Global citizenship
The world imagined in proverbs is changing rapidly in some respects, and slowly but surely in other respects, thanks to the increasingly accepted integration of male and female roles and domains. Proverbs serve as a simple and effective instrument in critical debates about tradition and change.
Local ideas about gender reflected in proverbs and other traditional thought patterns are often wrongly and confusingly presented as part of ‘our’ religion, even though originally and officially they have nothing to do with the religion concerned.
A cross-cultural discussion of oral traditions about gender contributes to a greater awareness of legacies we either still accept as ‘natural’ or, on the contrary, believe we have left far behind us. To some extent such legacies are indeed disappearing and partly they have disappeared, but there is quite some baggage we still carry along.
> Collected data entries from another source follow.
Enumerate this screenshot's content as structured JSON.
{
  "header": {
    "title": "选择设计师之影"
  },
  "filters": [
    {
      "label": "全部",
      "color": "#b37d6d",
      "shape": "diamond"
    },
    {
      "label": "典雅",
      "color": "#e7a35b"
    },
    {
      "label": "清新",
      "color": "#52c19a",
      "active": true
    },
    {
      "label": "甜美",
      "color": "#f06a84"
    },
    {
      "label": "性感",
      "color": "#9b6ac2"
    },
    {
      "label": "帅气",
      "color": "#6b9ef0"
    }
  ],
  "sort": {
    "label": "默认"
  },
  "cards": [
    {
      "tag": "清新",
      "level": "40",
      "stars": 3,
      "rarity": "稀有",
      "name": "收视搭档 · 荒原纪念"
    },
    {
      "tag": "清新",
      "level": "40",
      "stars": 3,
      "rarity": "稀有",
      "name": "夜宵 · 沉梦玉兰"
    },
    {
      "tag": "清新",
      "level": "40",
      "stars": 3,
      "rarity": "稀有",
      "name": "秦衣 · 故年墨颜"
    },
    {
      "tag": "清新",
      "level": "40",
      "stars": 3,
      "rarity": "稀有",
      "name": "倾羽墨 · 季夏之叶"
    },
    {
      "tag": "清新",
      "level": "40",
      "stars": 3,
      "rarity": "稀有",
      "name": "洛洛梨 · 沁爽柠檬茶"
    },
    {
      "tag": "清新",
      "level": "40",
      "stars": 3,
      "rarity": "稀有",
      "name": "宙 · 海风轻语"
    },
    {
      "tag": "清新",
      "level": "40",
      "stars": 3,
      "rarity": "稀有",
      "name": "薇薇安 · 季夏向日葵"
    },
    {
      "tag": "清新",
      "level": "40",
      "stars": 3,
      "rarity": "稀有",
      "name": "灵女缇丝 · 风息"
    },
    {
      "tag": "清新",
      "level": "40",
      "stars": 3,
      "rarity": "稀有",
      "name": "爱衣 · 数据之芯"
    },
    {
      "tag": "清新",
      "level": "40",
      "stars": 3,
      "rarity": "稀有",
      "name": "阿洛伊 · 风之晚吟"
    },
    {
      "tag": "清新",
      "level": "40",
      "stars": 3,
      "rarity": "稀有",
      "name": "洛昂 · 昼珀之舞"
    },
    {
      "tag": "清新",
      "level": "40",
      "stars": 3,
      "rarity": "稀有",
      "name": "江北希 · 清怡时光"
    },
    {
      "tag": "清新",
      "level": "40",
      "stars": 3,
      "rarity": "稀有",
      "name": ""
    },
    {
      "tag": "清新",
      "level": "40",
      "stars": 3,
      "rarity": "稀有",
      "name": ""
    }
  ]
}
An easily accessible genre as the proverb convincingly reveals the gendered burdens we continue to share across cultures.
Reading and quoting each other’s proverbs from around the world reveals to what extent gender patterns from the past have been so utterly internalised that we find some of those patterns self-evident, even today. If humanity is a family which has hardly bothered to meet, we urgently need to learn how to communicate cross-culturally, as men and women today. And in order to define where we want to go, and where we do not want to go as a global family, we first of all need to know where we come from.